E o que fazer das cabeças duras que resistem a entendimentos definitivos? Em primeiro lugar, é preciso “aprender a distinguir entre amigos e inimigos”, e a estes últimos, os que não “compreendem”, segui-los com “inflexível vigilância”, uma vigilância nunca abrandada que nos permita identificar “os traidores, os sabotadores, os provocadores de qualquer espécie e disfarce”. Temos a obrigação de os perseguir impiedosamente. Quanto mais não seja, em virtude de uma obrigação nossa, a de nos tomarmos por aquilo que somos: “Tomemo-nos por aquilo que somos: os donos de Portugal”.
Entre os traidores encontram-se obviamente os adeptos das eleições burguesas, da “falsa democracia” para a qual “metade do mundo nos empurra”. Não convém ter “ilusões sobre a natureza e fins do eleitoralismo como mecanismo político”. O “processo revolucionário” é “incompatível com esquemas parlamentares”. As divergências partidárias, “mais tarde ou mais cedo” deverão ser “confrontadas e conciliadas no trabalho socialista que é o do Povo Português”. Este é, indubitavelmente, o núcleo mais duro do pensamento político de Saramago. A democracia, tal como usualmente entendida, não só é inútil como prejudicial. Ela funciona como um obstáculo ao Bem, afasta-nos regularmente do definitivo. Dito de outro modo: não é comunista.
Citei muito, eu sei. E poderia continuar a citar por páginas e páginas. Mas é útil conhecer a letra do pensamento político de José Saramago. O seu ódio à democracia. O seu demente sectarismo político. O seu criminoso apelo à denúncia e à perseguição política. E a sua ideia, que só poderia nascer numa cabeça incapaz de perceber um milímetro do mundo, da glória universal e definitiva do gonçalvismo. Tudo isto num homem que não tinha dezoito ou dezanove anos, mas cinquenta e três. Isto é, completamente formado.

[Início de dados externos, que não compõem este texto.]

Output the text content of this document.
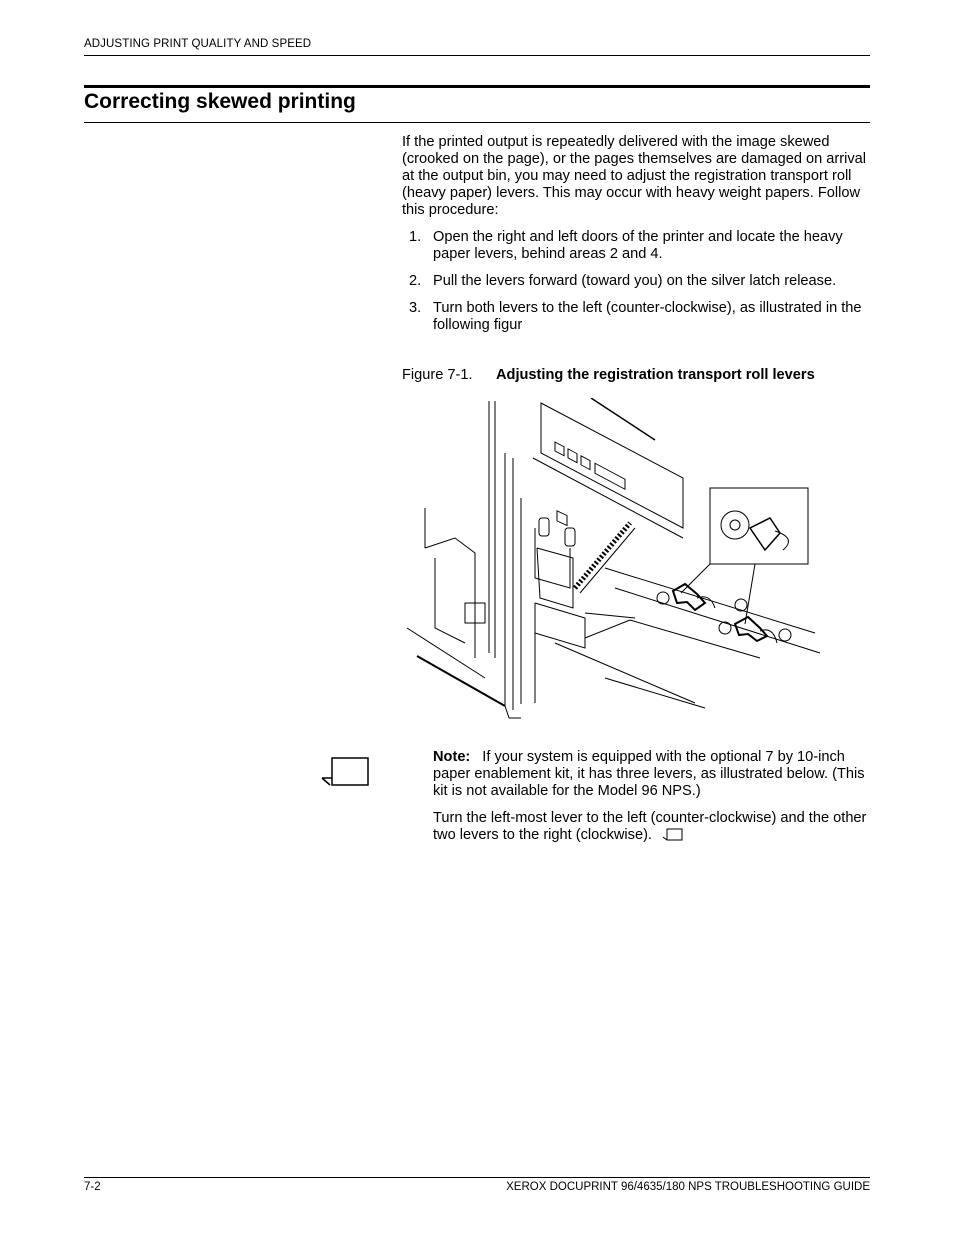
ADJUSTING PRINT QUALITY AND SPEED
Correcting skewed printing

If the printed output is repeatedly delivered with the image skewed (crooked on the page), or the pages themselves are damaged on arrival at the output bin, you may need to adjust the registration transport roll (heavy paper) levers. This may occur with heavy weight papers. Follow this procedure:

1. Open the right and left doors of the printer and locate the heavy paper levers, behind areas 2 and 4.
2. Pull the levers forward (toward you) on the silver latch release.
3. Turn both levers to the left (counter-clockwise), as illustrated in the following figur
Figure 7-1. Adjusting the registration transport roll levers

Note: If your system is equipped with the optional 7 by 10-inch paper enablement kit, it has three levers, as illustrated below. (This kit is not available for the Model 96 NPS.)

Turn the left-most lever to the left (counter-clockwise) and the other two levers to the right (clockwise).

7-2	XEROX DOCUPRINT 96/4635/180 NPS TROUBLESHOOTING GUIDE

Somando tudo, não foi uma má maneira de passar o vinte e cinco de Abril: percebendo mais uma vez quão importante foi o vinte e cinco de Novembro. Embora a coisa tenha deixado marcas. Precisei, logo a partir dessa noite, de ver sete filmes de Luis Buñuel – tinha-me esquecido que ele era tão bom – para entrar em contacto com uma visão do mundo inteligente, profunda, humana e cheia de humor. Em resumo: tudo aquilo que faltava em Saramago.